Bricks in the quantitative sense, whereby the challenge of reaching the end accentuates the pleasure of the content. Books of weight, physical and mental, adventures in space or in the human soul. Hanya Yanagihara is an intergenerational champion with A life like many (1104). It is in good company with other best sellers: ItStephen King’s swag (1216), The goldfinch by Donna Tartt (892) e The eighth life by Nino Haratischwili (1200) now in bookstores with The missing light (736). And many others, including the tomes of the Swiss crime writer Joël Dicker. «A marathon runner’s test, you need a physicist» jokes Gianluigi Veglia, a bibliophile chemist. But if the undertaking is difficult (or too boring), use as a doorstop is authorised. «In this case, I quote Daniel Pennac who cleared once and for all the possibility of abandoning a book if you don’t like it. Or the great Vasquez Montalban: his Pepe Carvalho he burned books in the fireplace». It can always be worse.

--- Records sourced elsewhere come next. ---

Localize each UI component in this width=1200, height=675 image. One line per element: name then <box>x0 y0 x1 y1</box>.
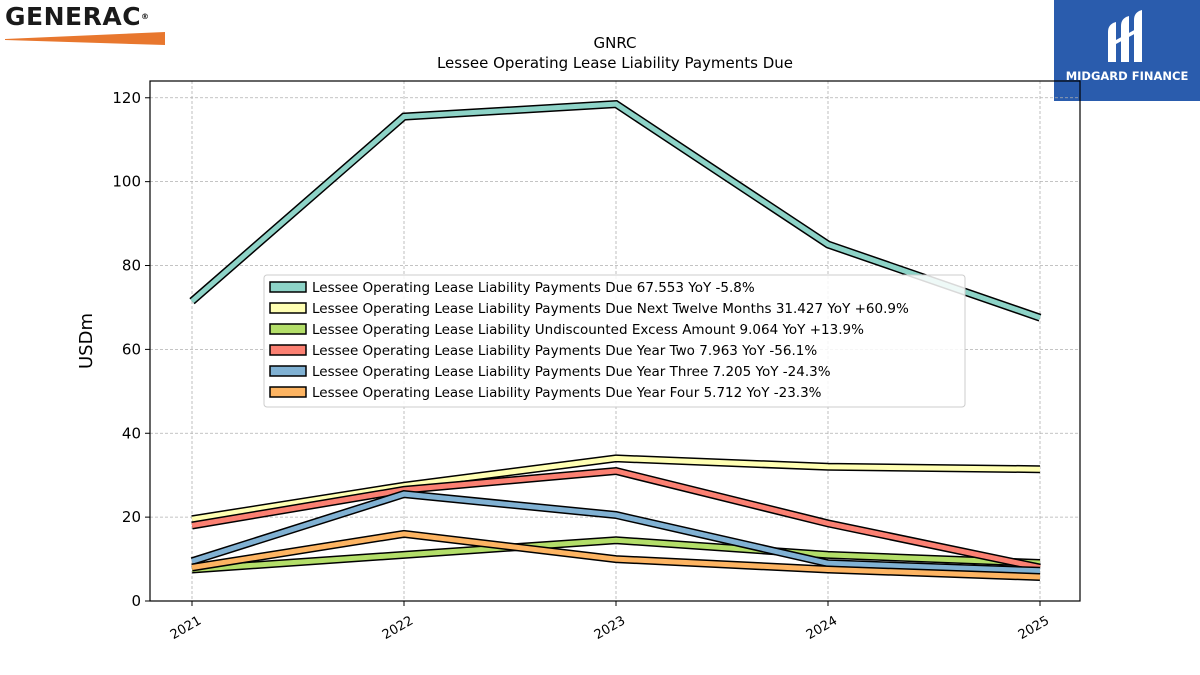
legend-entry: Lessee Operating Lease Liability Payment… <box>269 301 909 317</box>
x-tick-label: 2022 <box>380 613 416 643</box>
midgard-finance-text: MIDGARD FINANCE <box>1065 69 1189 83</box>
series-line <box>191 454 1041 524</box>
legend-entry: Lessee Operating Lease Liability Payment… <box>269 385 822 401</box>
y-axis-label: USDm <box>76 313 97 369</box>
plot-frame <box>149 80 1081 602</box>
y-tick-label: 80 <box>122 257 141 275</box>
series-line-stroke <box>191 537 1041 572</box>
legend-label: Lessee Operating Lease Liability Payment… <box>312 280 755 296</box>
y-tick-label: 20 <box>122 508 141 526</box>
series-line <box>191 536 1041 574</box>
y-tick-label: 60 <box>122 340 141 358</box>
x-tick-label: 2024 <box>804 613 840 643</box>
generac-logo-text: GENERAC® <box>5 2 150 31</box>
legend-swatch <box>269 302 307 314</box>
chart-title: GNRC <box>594 34 637 52</box>
x-tick-label: 2025 <box>1016 613 1052 643</box>
generac-logo: GENERAC® <box>5 2 175 45</box>
series-line <box>189 100 1042 322</box>
legend-label: Lessee Operating Lease Liability Payment… <box>312 301 909 317</box>
chart-subtitle: Lessee Operating Lease Liability Payment… <box>437 54 793 72</box>
generac-swoosh-icon <box>5 32 165 45</box>
series-line-stroke <box>191 468 1041 571</box>
legend-label: Lessee Operating Lease Liability Payment… <box>312 364 831 380</box>
series-line-stroke <box>191 491 1041 574</box>
series-line <box>190 490 1041 575</box>
legend-label: Lessee Operating Lease Liability Payment… <box>312 385 822 401</box>
y-tick-label: 40 <box>122 424 141 442</box>
series-line-stroke <box>190 101 1041 321</box>
series-line-stroke <box>191 455 1041 522</box>
legend-swatch <box>269 386 307 398</box>
x-tick-label: 2021 <box>168 613 204 643</box>
y-tick-label: 0 <box>131 592 141 610</box>
series-line-stroke <box>191 531 1041 580</box>
y-tick-label: 100 <box>112 173 141 191</box>
midgard-finance-logo: MIDGARD FINANCE <box>1054 0 1200 101</box>
y-tick-label: 120 <box>112 89 141 107</box>
legend-entry: Lessee Operating Lease Liability Payment… <box>269 280 755 296</box>
legend-swatch <box>269 323 307 335</box>
legend-label: Lessee Operating Lease Liability Undisco… <box>312 322 864 338</box>
legend-entry: Lessee Operating Lease Liability Undisco… <box>269 322 864 338</box>
legend-swatch <box>269 344 307 356</box>
legend-box <box>263 274 966 408</box>
series-line <box>191 529 1041 581</box>
legend-entry: Lessee Operating Lease Liability Payment… <box>269 343 817 359</box>
series-layer <box>189 100 1042 581</box>
legend-entry: Lessee Operating Lease Liability Payment… <box>269 364 831 380</box>
legend-label: Lessee Operating Lease Liability Payment… <box>312 343 817 359</box>
legend: Lessee Operating Lease Liability Payment… <box>263 274 966 408</box>
midgard-mark-icon <box>1108 10 1142 62</box>
x-tick-label: 2023 <box>592 613 628 643</box>
series-line <box>191 466 1041 572</box>
legend-swatch <box>269 281 307 293</box>
legend-swatch <box>269 365 307 377</box>
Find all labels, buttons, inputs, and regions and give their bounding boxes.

The Goldfinch by Donna Tartt, Rizzoli896 pages, €17.50

Boomers crazy for titles

Have you ever read a book entitled All’s well that ends well? AND Under the red, white and blue? In and out of the water? The last man in Europe? Instead you read them, and with gusto too. I am the discarded titles of some bestsellers of recent years (taken from Speaking of books, Hyperborea) And correspond to War and Peace, The Great Gatsby, The Solitude of Prime Numbers, 1984. Sometimes chosen directly by the author who, as the case of Nabokov had proposed for his Lolita The kingdom by the sea. Luckily the publishers intervened.

«The title is important» says Donatella di Pietrantonioavid reader and bestselling author The Arminuta (The return, in Abruzzo dialect). «It can be attractive or repellent or even boring, and if the title already is… I think about it for a long time for my books. I try to choose one that contains the main themes, synthesizing them as much as possible, that brings the story inside.”

From novel to comic

Millennials who work and still live with their families seem to read more than their peers who do not live with their parents and among Boomers, those who live with children read more on average than those who live alone. Therefore a profitable exchange between generations is desirable: each passes something on to the other as in the game we played with the protagonists of our covers and which you can see on @iodonna_it). «Great help in this sense can come from graphic novels much appreciated by younger people. Many classics of world literature have been adapted, such as Heart of Darkness by Joseph Conrad and La luna ei bonfires by Cesare Pavese, authors that perhaps one would never have thought of tackling” specifies Lodovica Braida who sees it as “a generational transition, an important responsibility of us Boomers”.

We willingly take on this responsibility, also willing to expand our digital skills. However, let us still wander in those magical places that are libraries, castles of adventure and knowledge. Because, to paraphrase Nazim Hikmet, the most beautiful book is the one we haven’t read (yet).